Unlike 13-year-old Jack Rico, Greta Thunberg has not earned multiple college degrees.
Rather, she is the child of Swedish celebrities, an opera singer, and an actor.
Having turned 17 in January, she is a media mirage. A publicist’s creation.
Thunberg is too young to vote in Sweden. She is too young to vote here, in Canada. Yet she keeps trying to tell our Prime Minister what to do.
Last September, she was granted a private audience with Justin Trudeau in a Montreal hotel. Afterward, she told journalists: “He’s, of course, obviously not doing enough.”
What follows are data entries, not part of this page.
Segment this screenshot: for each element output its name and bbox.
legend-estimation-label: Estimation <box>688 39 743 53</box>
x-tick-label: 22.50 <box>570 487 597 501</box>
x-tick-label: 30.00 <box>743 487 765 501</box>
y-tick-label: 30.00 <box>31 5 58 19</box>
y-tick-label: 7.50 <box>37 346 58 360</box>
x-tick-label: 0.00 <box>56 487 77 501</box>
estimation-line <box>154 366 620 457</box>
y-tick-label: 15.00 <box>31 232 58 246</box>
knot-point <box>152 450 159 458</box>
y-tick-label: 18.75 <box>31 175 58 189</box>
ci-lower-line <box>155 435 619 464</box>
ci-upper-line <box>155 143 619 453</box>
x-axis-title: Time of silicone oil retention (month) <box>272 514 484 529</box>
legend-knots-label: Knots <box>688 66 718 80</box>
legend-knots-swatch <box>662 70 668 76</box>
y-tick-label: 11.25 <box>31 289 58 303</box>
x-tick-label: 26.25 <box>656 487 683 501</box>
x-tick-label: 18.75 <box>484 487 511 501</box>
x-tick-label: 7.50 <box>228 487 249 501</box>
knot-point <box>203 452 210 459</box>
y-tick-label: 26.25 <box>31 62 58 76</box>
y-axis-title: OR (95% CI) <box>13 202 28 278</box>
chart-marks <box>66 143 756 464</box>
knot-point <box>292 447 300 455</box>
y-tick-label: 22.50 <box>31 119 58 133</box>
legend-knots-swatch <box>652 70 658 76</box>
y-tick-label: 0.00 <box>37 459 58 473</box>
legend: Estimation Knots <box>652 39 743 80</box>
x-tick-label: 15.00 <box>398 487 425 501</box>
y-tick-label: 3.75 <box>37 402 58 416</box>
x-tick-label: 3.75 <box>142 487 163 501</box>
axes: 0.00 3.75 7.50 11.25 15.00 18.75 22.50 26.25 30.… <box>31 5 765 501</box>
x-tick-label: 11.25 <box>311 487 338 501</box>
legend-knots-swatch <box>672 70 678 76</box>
In February, via Twitter, Thunberg promoted a newspaper article written by US climate activist Bill McKibben, headlined When it comes to climate hypocrisy, Canada’s leaders have reached a new low.
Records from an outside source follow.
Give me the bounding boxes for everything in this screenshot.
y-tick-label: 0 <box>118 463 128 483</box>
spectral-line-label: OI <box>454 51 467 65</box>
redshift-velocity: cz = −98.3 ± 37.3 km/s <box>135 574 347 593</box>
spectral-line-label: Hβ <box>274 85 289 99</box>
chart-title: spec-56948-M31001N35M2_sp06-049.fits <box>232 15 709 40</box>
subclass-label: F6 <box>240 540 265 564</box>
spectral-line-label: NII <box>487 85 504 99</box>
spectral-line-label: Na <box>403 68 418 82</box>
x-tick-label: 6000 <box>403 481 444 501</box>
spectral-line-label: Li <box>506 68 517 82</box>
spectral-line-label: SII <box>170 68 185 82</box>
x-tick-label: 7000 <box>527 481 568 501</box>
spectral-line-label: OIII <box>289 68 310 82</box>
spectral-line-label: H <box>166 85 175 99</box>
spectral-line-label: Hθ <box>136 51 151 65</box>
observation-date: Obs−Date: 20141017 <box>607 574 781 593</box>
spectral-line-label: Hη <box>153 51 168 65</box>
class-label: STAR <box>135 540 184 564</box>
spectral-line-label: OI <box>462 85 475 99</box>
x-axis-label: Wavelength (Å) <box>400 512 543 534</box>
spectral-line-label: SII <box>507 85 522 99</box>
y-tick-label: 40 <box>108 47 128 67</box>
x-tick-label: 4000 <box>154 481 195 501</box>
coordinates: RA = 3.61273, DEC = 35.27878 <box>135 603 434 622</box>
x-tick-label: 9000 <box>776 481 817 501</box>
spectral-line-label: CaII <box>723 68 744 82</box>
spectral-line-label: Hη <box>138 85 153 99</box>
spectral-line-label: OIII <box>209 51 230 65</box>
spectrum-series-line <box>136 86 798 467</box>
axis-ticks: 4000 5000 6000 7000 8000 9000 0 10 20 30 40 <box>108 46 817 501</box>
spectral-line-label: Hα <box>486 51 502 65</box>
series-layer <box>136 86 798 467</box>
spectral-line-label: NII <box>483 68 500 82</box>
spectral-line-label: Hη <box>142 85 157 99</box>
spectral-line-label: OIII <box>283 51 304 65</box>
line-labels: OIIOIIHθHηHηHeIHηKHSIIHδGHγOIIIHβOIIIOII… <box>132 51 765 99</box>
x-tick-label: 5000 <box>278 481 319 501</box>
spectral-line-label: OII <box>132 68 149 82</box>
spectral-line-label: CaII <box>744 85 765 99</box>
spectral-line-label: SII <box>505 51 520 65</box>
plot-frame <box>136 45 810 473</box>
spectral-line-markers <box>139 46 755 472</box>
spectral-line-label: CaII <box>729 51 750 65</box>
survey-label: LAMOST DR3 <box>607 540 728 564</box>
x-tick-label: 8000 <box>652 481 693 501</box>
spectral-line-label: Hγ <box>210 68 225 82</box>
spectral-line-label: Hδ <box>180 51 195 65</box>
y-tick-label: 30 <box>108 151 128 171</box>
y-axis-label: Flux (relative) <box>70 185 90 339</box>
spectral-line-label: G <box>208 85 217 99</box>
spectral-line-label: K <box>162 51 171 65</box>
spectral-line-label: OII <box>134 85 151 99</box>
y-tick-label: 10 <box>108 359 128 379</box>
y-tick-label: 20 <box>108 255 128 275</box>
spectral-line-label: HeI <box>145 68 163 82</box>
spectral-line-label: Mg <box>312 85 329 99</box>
Published in the UK Guardian, that article attacked an oil project amid fears that, nine years and $1 billion after it was first proposed, it might finally receive government approval.
Think about that for a minute. A Swedish teenager. An American activist. A UK newspaper. All ganging up on Canada. Second-guessing the democratically elected Canadian government.
Insisting their own judgment should supersede Canada’s system of environmental regulation.
Working in concert to marginalize the voices and views of ordinary Canadians. (According to a public opinion poll, the project was supported by 49% of Canadians, and opposed by 40%.)
Last week, Thunberg signed a letter which argues, in essence, that Canada doesn’t deserve a seat on the United Nations Security Council because it hasn’t yet killed off all oil and gas production.
The billions of dollars that that industry contributes to government coffers every year and the hundreds of thousands of jobs it provides may mean nothing to a 17-year-old who lives in a foreign country.
But that money is real. Those jobs are real. If they disappear, Canadians will suffer.
Two days ago, journalists treated Thunberg’s reaction to the arrest of Alberta First Nation Chief Allan Adam as newsworthy. As if the opinions of a teenager who resides a continent away are remotely relevant.
Youthful idealists see the world in stark terms – right versus wrong. Grownups recognize that every choice we make involves trade-offs.
There’s rarely a perfect solution. In the real world, we need to pay the rent, put food on the table, and fund the healthcare system.
If we could do all those things entirely with ‘renewable energy,’ many of us would be happy to do so. But that isn’t possible right now, despite what 17-year-olds believe.
Canadians have a right to chart our own destiny. We have a right to make our own decisions and our own choices. We deserve leaders who represent our views and our values.
There isn’t much point to elections if government policy is determined by Swedish teenagers.